Leland Walker Carr (September 29, 1883 - May 30, 1969) was an American jurist.

== Biography ==
Born on a farm in Livingston County, Michigan, Carr went to Michigan Normal State College in Ypsilanti, Michigan and then received his law degree, in 1906, from the University of Michigan Law School. Carr then taught school and was superintendent of public schools. Carr served as assistant district attorney and as an assistant attorney general. Carr served as Ingham County, Michigan circuit court judge. Carr then served as a Michigan Supreme Court justice from 1945 to 1963 and served as chief justice. Carr was appointed as the successor to Howard Wiest by Governor Harry F. Kelly in 1945. Carr died in Lansing, Michigan at his home.

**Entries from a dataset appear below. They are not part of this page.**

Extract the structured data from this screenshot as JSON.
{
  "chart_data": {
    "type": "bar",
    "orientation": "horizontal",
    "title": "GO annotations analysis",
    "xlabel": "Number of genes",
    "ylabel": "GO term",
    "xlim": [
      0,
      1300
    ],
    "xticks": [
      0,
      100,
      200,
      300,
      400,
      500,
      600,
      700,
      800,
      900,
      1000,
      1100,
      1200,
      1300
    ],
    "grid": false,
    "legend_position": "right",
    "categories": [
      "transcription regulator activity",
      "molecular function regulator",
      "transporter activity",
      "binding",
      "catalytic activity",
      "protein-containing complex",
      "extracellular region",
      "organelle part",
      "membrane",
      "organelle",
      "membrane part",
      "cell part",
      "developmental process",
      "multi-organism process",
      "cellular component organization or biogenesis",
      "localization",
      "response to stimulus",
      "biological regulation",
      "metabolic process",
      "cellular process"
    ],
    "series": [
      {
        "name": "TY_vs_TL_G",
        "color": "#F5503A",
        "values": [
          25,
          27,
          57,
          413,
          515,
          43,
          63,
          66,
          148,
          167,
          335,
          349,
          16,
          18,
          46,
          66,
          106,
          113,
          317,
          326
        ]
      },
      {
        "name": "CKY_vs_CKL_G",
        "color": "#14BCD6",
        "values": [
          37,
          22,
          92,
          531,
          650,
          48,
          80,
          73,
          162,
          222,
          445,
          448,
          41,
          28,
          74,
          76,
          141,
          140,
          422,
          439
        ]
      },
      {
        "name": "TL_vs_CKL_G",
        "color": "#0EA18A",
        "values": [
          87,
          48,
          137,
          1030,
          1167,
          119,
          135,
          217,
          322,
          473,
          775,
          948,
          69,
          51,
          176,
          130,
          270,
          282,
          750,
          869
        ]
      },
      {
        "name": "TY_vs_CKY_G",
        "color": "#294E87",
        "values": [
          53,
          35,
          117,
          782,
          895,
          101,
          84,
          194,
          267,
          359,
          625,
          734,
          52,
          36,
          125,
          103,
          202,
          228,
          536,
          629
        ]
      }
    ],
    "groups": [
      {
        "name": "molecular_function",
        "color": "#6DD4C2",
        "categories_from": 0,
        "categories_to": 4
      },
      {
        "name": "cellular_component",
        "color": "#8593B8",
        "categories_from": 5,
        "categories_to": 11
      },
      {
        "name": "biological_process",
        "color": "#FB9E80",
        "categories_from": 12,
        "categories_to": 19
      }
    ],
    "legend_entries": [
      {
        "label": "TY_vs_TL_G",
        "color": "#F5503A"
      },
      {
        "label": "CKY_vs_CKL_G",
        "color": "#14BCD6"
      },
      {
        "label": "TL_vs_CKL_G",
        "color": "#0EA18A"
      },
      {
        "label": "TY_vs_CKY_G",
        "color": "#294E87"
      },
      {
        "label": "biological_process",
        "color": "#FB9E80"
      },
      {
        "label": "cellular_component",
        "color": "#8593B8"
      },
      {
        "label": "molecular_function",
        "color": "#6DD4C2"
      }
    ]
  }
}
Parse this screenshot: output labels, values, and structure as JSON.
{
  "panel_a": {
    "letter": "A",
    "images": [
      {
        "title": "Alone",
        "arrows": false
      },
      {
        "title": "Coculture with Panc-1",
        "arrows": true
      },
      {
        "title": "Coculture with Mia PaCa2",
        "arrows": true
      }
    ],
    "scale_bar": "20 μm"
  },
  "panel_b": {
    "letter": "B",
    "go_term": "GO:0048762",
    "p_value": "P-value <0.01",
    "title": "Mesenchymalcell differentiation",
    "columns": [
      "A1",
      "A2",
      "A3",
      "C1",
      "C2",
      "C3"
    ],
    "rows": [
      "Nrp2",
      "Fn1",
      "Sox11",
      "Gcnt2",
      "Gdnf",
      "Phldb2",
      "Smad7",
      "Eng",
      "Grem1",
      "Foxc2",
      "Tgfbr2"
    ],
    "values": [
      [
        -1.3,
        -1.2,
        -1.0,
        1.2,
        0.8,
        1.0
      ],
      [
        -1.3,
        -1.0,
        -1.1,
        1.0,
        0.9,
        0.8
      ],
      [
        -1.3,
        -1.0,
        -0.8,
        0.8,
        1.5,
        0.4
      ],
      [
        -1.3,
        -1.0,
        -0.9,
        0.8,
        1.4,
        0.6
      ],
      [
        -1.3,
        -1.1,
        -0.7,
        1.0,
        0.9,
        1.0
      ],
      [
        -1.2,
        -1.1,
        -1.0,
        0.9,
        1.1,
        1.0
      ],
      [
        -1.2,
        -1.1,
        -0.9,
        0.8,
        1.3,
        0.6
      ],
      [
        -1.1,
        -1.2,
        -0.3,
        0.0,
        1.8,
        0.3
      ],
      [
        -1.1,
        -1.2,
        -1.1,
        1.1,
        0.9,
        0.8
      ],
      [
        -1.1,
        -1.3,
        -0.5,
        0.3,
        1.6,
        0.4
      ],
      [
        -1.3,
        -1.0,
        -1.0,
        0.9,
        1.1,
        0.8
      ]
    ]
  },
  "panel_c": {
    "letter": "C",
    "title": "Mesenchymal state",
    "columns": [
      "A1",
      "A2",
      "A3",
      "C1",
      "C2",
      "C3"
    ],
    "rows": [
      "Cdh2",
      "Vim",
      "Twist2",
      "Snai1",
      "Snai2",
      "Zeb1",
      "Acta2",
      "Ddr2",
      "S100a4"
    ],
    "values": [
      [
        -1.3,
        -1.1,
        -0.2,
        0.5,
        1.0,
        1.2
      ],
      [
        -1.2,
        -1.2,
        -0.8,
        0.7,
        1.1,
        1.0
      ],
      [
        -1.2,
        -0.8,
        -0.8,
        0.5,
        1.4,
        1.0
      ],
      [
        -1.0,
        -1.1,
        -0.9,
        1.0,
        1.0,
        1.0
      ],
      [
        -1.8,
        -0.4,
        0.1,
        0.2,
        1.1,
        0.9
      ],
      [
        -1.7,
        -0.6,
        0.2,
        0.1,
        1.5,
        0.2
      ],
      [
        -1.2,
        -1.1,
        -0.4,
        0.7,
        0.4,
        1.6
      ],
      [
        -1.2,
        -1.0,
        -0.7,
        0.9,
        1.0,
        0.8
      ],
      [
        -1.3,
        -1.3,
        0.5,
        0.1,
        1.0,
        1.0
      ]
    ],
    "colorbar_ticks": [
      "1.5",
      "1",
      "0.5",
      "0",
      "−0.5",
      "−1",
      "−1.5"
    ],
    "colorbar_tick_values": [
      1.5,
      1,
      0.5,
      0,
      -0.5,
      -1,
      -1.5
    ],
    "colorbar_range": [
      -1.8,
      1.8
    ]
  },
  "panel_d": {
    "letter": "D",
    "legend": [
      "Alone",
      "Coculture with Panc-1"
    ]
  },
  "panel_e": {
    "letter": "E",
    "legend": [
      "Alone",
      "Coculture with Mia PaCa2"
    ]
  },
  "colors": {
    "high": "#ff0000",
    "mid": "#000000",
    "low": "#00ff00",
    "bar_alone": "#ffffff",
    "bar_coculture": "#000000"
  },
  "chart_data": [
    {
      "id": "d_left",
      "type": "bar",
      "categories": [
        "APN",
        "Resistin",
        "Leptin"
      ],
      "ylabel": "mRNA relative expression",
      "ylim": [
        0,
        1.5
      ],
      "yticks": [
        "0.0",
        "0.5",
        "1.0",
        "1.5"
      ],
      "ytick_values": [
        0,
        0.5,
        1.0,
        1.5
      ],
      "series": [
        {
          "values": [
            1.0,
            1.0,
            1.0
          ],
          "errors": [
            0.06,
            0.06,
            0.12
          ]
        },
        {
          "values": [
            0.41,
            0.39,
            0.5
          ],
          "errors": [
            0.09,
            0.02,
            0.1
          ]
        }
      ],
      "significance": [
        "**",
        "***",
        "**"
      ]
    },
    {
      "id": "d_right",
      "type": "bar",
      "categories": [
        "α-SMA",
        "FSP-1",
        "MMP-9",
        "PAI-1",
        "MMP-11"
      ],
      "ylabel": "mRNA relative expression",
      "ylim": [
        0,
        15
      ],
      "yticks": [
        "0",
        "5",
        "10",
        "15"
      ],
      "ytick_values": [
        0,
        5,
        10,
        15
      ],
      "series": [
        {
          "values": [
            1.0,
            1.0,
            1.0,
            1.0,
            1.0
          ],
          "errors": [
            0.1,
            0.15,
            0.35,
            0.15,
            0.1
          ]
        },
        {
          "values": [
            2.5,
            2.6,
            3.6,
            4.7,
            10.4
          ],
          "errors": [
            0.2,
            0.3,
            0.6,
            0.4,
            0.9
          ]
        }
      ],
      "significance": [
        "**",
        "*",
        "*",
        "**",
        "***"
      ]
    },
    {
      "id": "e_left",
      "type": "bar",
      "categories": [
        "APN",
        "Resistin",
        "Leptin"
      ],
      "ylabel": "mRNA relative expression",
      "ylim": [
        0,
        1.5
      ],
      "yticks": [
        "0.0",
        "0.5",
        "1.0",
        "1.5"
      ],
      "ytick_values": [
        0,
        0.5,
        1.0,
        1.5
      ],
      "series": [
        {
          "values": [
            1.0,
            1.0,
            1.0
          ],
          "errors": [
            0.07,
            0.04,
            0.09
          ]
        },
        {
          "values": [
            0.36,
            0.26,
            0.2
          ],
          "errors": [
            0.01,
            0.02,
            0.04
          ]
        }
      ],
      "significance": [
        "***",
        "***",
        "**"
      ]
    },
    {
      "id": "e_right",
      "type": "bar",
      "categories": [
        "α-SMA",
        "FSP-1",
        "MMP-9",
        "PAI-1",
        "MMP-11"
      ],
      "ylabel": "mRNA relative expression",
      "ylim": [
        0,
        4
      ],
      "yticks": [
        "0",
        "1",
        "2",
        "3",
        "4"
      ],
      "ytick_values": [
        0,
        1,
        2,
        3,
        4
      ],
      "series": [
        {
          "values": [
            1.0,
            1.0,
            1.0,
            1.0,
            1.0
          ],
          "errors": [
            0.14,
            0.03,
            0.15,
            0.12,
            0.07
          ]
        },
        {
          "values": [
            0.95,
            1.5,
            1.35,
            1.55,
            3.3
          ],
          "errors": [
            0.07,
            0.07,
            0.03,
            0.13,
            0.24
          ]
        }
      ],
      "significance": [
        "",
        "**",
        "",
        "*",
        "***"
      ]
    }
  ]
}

He was the subject of a portrait executed in 1970 by Detroit artist Roy C. Gamble (1887 - 1972) which hangs at the Supreme Court. The portrait joins nine others by Gamble of Chief Justices. (Note: The other Chief Justices painted by Gamble are: Honorable George E. Bushnell, Hon. Henry M. Butzel, Hon. Leland Carr, Hon. Bert D. Chandler, Hon. George Clark, Hon. Louis H. Fead, Hon. William Potter, Hon. Raymond Starr and Hon. Harry Toy. Inexplicably, Howard Weist's portrait is not listed in the following source.)